Huawei Cloud develops the PanGu large model through a closed-source approach and provides third-party open-source large models through the "Hundred Models, Thousand States" section, showing its diversified layout in open and closed source strategies. Zhipu, as one of the early domestic companies to open-source large models, has gained widespread attention through its open-source models and has promoted significant development in financing and commercialization. Baichuan Corporation released an open-source commercial large model, which attracted industry attention and continued to open-source new models subsequently. Kunlun Wanwei open-sourced the sparse large language model Skywork-MoE and adopted a closed-source business model in fields such as music and gaming. Kai-Fu Lee's startup, Zero One Infinity, has also adopted a dual approach of open and closed source, expanding the market through open-source models and releasing the closed-source Yi-Large model.
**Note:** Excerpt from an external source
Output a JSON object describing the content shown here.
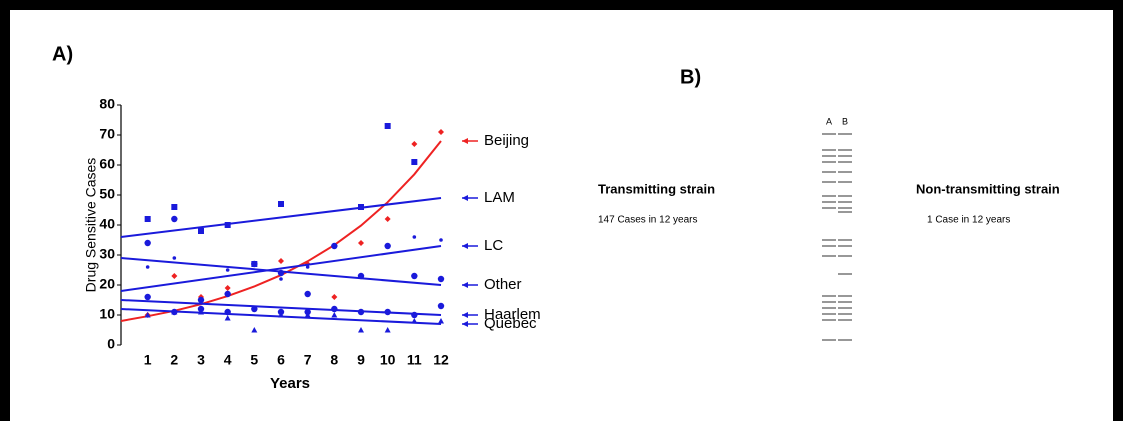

In summary, major vendors have different emphases in their open and closed source strategies, forming a complex competitive landscape — open-source large models can promote technology sharing and community collaboration, while closed-source large models help protect intellectual property and obtain commercial benefits. This diversified development model not only promotes technological innovation but also provides more choices for users with different needs.